Figure 4. Axonal Neuropathy Is Exacerbated by Loss of Nrcam.

(A–C) Cross-sections of the motor branch of the femoral nerve were examined for 3-month-old wild-type (A, shown as a montage), Gars^C201R/+ (B), and Gars^C201R/+; Nrcam^−/− (C) mice.

(D) Axon diameters were reduced in Gars^C201R/+ compared to wild-type and Nrcam^−/− mice, with no further reduction in double mutants.

(E) Axon number was not reduced in any genotype.

(F) Muscle size was assessed by the ratio of muscle weight (g) to total body weight (g) (MW/BW*100) for the triceps surae. No change was observed in Nrcam^−/− mice, but Gars^C201R/+ mice showed reduced MW:BW. Double-mutant mice showed the largest reduction in MW:BW ratio.

(G) NCV was more severely reduced in double-mutant mice than in either single mutant.

(H) The Gars^C201R/+ mice have reduced NMJ occupancy, with more partial innervation of NMJs, and some instances of complete denervation. NMJ occupancy was more severely reduced in double-mutant mice, whereas Nrcam^−/− mice had no change in NMJ occupancy compared to controls.

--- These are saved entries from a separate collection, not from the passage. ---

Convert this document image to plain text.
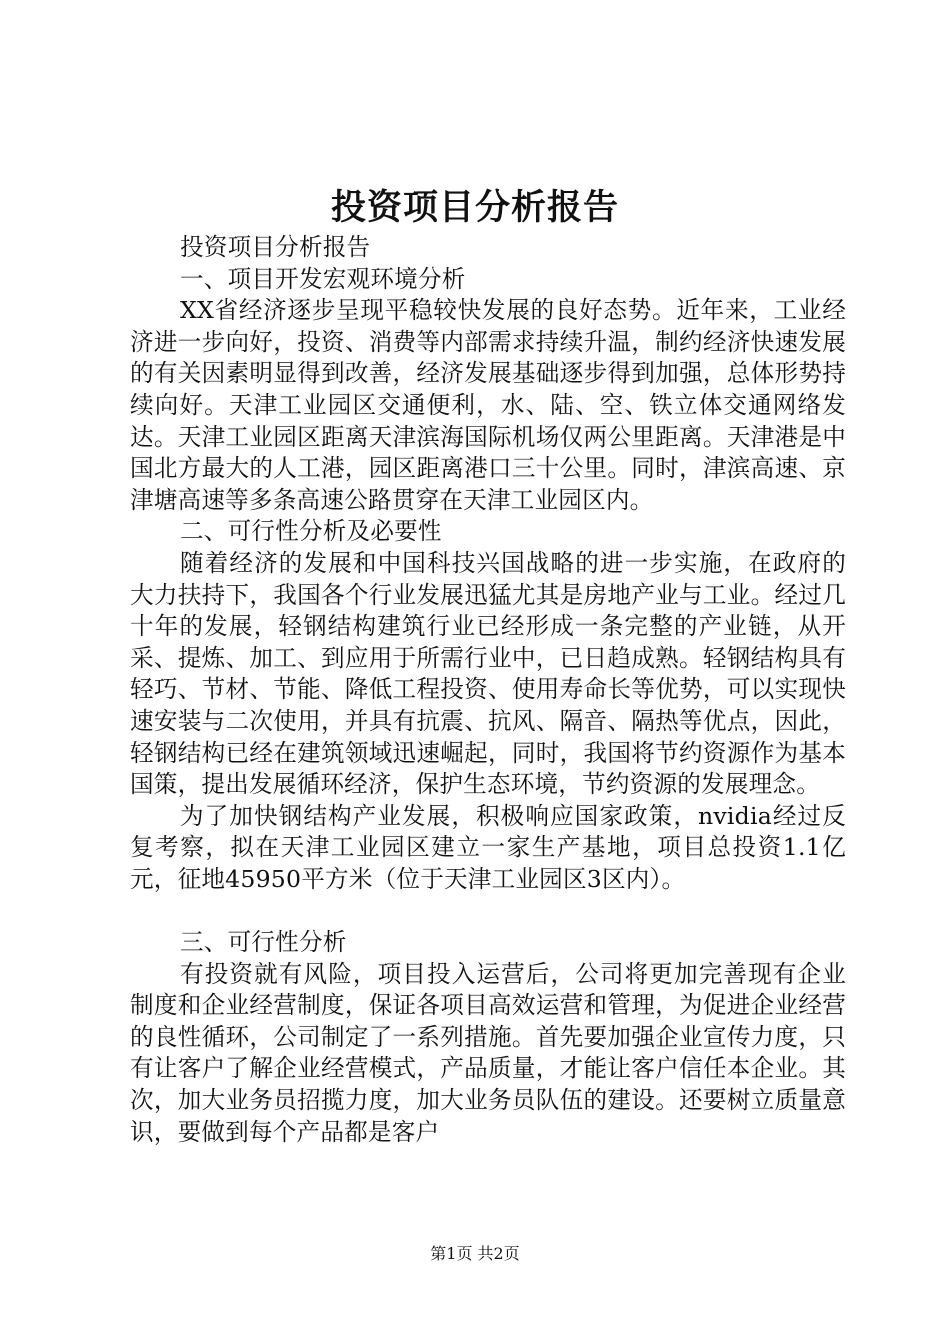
投资项目分析报告

投资项目分析报告

一、项目开发宏观环境分析

XX省经济逐步呈现平稳较快发展的良好态势。近年来，工业经济进一步向好，投资、消费等内部需求持续升温，制约经济快速发展的有关因素明显得到改善，经济发展基础逐步得到加强，总体形势持续向好。天津工业园区交通便利，水、陆、空、铁立体交通网络发达。天津工业园区距离天津滨海国际机场仅两公里距离。天津港是中国北方最大的人工港，园区距离港口三十公里。同时，津滨高速、京津塘高速等多条高速公路贯穿在天津工业园区内。

二、可行性分析及必要性

随着经济的发展和中国科技兴国战略的进一步实施，在政府的大力扶持下，我国各个行业发展迅猛尤其是房地产业与工业。经过几十年的发展，轻钢结构建筑行业已经形成一条完整的产业链，从开采、提炼、加工、到应用于所需行业中，已日趋成熟。轻钢结构具有轻巧、节材、节能、降低工程投资、使用寿命长等优势，可以实现快速安装与二次使用，并具有抗震、抗风、隔音、隔热等优点，因此，轻钢结构已经在建筑领域迅速崛起，同时，我国将节约资源作为基本国策，提出发展循环经济，保护生态环境，节约资源的发展理念。

为了加快钢结构产业发展，积极响应国家政策，nvidia经过反复考察，拟在天津工业园区建立一家生产基地，项目总投资1.1亿元，征地45950平方米（位于天津工业园区3区内）。

三、可行性分析

有投资就有风险，项目投入运营后，公司将更加完善现有企业制度和企业经营制度，保证各项目高效运营和管理，为促进企业经营的良性循环，公司制定了一系列措施。首先要加强企业宣传力度，只有让客户了解企业经营模式，产品质量，才能让客户信任本企业。其次，加大业务员招揽力度，加大业务员队伍的建设。还要树立质量意识，要做到每个产品都是客户

第1页 共2页
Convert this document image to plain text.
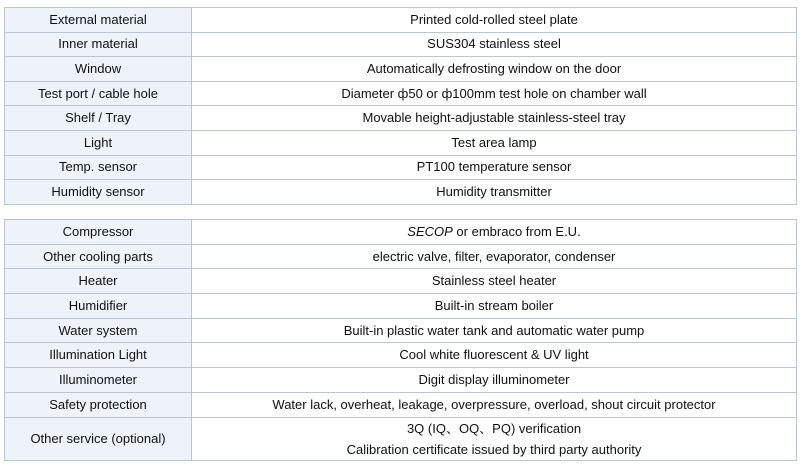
External material	Printed cold-rolled steel plate
Inner material	SUS304 stainless steel
Window	Automatically defrosting window on the door
Test port / cable hole	Diameter ф50 or ф100mm test hole on chamber wall
Shelf / Tray	Movable height-adjustable stainless-steel tray
Light	Test area lamp
Temp. sensor	PT100 temperature sensor
Humidity sensor	Humidity transmitter
Compressor	SECOP or embraco from E.U.
Other cooling parts	electric valve, filter, evaporator, condenser
Heater	Stainless steel heater
Humidifier	Built-in stream boiler
Water system	Built-in plastic water tank and automatic water pump
Illumination Light	Cool white fluorescent & UV light
Illuminometer	Digit display illuminometer
Safety protection	Water lack, overheat, leakage, overpressure, overload, shout circuit protector
Other service (optional)	3Q (IQ、OQ、PQ) verification
Calibration certificate issued by third party authority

(D) and (E) are based on eight mice per genotype, (F) on seven control, seven Nrcam^−/−, nine Gars^C201R/+, and eight double-mutant mice, (G) on eight control, seven Nrcam^−/−, nine Gars^C201R/+, and nine double-mutant mice, and (H) on eight control, six Nrcam^−/−, seven Gars^C201R/+, and four double-mutant mice. Values for (E)–(H) are mean ± SD. Animals were 3 months of age, and an approximately equal mix of male and females were used. *p < 0.05, **p < 0.01, ***p < 0.001. Scale bar in (C), 50 μm for (A)–(C).